Inevitably, the most famous ship on the radar this year has been Nelson's flagship, HMS Victory, built at Chatham dockyard, but now at Portsmouth Historic Dockyard. Elsewhere, museums and heritage sites the length and breadth of the UK responded with a varied programme of exhibitions and events.
The Battle of Trafalgar, 21 October 1805 by JMW Turner, 1824. © National Maritime Museum, London, Greenwich Hospital Collection.
Bookshelves have also been bedecked this year with works by maritime historians critically reappraising the Navy's greatest victory.
Amongt them, Professor Roger Knight's book, The Pursuit of Victory (2005) describes Nelson's frank, consensual and informal leadership style, compared with the formal system of ‘doctrine’ then more usual.
Admiral West explains that, at Trafalgar, Nelson deviated from the standard battle line - two lines opposite each other firing – “because he knew Britain needed a battle of annihilation to stop the threat of invasion".
In other words he took a real risk "but he understood it,” says Sir Alan, “and was also genius enough to make sure every captain understood what he intended to do. The last signal he always put up was 'engage the enemy more closely'".
Sir Alan does not think doctrine is any less important today, although he adds that what the Navy now pushes is Mission Command. "This is where you ensure all those below you understand what you want to happen,” he says. “They are then empowered to do things. The more of that you can get the better, and the further you can push it down the tree, the better.”

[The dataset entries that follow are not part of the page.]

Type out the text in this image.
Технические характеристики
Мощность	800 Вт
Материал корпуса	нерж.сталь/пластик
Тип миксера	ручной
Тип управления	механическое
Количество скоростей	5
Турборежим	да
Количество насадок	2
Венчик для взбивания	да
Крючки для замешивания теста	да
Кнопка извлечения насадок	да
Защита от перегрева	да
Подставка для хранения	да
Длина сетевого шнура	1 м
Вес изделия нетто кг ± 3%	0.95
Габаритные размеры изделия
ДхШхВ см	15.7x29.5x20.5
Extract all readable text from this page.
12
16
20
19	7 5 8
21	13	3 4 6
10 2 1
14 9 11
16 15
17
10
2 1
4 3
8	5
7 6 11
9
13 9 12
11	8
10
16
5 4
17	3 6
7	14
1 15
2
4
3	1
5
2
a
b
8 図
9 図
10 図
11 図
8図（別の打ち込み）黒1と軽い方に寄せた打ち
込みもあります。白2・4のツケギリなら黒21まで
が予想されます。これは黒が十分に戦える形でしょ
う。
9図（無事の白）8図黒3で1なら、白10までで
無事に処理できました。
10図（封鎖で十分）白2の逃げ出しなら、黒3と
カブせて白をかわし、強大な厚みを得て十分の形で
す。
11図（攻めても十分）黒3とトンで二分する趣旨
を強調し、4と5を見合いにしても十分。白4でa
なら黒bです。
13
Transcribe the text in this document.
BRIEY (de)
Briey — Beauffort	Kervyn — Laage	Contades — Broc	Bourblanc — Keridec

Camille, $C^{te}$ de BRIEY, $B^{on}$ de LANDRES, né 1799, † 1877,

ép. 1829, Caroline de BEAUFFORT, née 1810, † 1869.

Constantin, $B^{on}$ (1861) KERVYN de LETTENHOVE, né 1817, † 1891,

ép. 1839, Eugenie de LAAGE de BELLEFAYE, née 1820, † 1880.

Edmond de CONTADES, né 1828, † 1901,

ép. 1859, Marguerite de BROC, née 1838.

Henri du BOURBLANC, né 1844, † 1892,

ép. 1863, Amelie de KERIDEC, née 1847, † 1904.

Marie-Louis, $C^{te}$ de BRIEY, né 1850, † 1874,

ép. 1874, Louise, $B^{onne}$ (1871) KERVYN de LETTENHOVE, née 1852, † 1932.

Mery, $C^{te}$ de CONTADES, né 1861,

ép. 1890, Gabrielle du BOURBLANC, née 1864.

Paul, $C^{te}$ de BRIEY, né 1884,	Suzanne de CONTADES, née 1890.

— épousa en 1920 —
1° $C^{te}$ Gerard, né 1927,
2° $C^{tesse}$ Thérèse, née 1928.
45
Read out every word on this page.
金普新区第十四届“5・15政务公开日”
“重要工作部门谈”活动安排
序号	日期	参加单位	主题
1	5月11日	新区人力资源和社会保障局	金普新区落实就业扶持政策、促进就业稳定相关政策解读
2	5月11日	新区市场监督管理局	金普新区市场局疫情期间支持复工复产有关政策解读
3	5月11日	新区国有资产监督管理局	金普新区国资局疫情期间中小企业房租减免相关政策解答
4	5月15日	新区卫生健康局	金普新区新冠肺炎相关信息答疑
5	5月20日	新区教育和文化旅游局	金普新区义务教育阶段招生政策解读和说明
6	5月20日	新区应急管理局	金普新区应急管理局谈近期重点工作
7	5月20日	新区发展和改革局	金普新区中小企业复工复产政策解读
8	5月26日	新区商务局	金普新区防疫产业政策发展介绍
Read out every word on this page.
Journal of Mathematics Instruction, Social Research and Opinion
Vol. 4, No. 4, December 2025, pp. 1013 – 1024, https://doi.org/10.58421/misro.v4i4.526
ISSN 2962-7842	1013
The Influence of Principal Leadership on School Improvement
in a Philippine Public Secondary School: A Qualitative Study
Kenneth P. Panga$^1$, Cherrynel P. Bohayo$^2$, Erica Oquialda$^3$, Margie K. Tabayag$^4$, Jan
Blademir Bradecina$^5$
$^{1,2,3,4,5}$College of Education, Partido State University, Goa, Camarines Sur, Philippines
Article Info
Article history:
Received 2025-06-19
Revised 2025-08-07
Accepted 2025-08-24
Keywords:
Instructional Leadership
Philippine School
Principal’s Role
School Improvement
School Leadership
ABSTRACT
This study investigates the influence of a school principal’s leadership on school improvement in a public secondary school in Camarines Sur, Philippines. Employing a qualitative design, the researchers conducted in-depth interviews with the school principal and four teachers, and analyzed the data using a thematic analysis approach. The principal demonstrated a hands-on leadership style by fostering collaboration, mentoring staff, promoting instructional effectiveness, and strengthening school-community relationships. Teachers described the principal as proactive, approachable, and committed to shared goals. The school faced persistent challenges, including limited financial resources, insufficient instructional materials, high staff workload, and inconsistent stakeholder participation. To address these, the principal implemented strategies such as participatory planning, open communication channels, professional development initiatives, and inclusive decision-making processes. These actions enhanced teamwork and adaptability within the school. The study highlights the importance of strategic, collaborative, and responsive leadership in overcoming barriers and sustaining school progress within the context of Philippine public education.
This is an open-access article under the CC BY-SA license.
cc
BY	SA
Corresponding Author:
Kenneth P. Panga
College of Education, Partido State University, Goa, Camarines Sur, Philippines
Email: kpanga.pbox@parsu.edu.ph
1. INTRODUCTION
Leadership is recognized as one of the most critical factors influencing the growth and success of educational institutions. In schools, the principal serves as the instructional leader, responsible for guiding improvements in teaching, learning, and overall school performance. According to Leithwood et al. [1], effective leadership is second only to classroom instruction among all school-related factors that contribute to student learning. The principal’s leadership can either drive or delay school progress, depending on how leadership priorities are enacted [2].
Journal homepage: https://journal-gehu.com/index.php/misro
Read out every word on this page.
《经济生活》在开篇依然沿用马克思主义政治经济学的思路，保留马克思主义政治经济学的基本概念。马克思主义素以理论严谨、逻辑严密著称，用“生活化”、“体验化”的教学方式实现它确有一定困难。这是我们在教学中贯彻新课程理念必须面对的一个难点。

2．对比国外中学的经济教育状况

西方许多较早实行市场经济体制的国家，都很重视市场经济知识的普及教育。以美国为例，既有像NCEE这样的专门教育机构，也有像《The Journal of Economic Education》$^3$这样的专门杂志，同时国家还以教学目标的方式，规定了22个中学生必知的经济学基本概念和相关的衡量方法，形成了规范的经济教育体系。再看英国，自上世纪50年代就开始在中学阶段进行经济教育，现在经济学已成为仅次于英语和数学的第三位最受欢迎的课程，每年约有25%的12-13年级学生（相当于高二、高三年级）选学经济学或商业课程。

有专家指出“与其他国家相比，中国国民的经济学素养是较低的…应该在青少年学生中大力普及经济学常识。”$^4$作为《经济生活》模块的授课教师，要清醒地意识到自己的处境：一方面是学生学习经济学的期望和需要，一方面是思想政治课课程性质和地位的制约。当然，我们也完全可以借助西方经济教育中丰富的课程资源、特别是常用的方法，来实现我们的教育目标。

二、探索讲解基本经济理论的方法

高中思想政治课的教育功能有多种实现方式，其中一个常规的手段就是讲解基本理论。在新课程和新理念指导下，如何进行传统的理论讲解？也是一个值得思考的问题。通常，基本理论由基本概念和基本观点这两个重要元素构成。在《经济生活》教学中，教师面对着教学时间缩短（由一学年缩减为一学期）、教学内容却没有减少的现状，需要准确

“That's what Nelson was very good at, and that is what we really push very hard today, but there have been times in our history when we haven't been that good at it"
An aerial view of the vast Naval base at Portsmouth Harbour.
Observing that as the Victorian times marched forward through to the First World War, Sir Alan thinks we probably lost some of that flexibility. “If you look at the Battle of Jutland (the only major fleet action of World War One), one could argue that there was less flexibility for our forces. Perhaps if they had been imbued with this sort of 'Nelsonian' view it might have gone slightly differently.”
Napoleon Bonaparte observed in 1815: “If it had not been for you English, I should have been Emperor of the East.”
But while Nelson was indeed English, according to the Ayshford Trafalgar Roll, just over half the able seamen at Trafalgar were English (53 per cent) followed by the Irish (21 per cent). Ireland had a much bigger population compared with England and Scotland. It was before the potato famine. The Scots were the next highest at seven per cent, although many more may have gone to England and been recruited there.
One important change since Nelson's day is that women can now serve on board ship. "This has created a better environment," says Sir Alan, adding: "Indeed, we could not run a Navy, with the high quality people we need today, if we didn't have women."
Death of Nelson (detail) by Daniel Maclise. © National Museums Liverpool, Walker Art Gallery.
The Royal Navy continues to evolve and although there are political questions about its size and future role the commemoration of Trafalgar has made 2005 an important year for the ‘Senior Service’.
In pressing ahead with impressive celebrations of this momentous battle, Lord Nelson, who was hit by a French bullet on the deck of the Victory, would have been left in no doubt that England had indeed done its duty this year.
Veronica Cowan is a freelance journalist.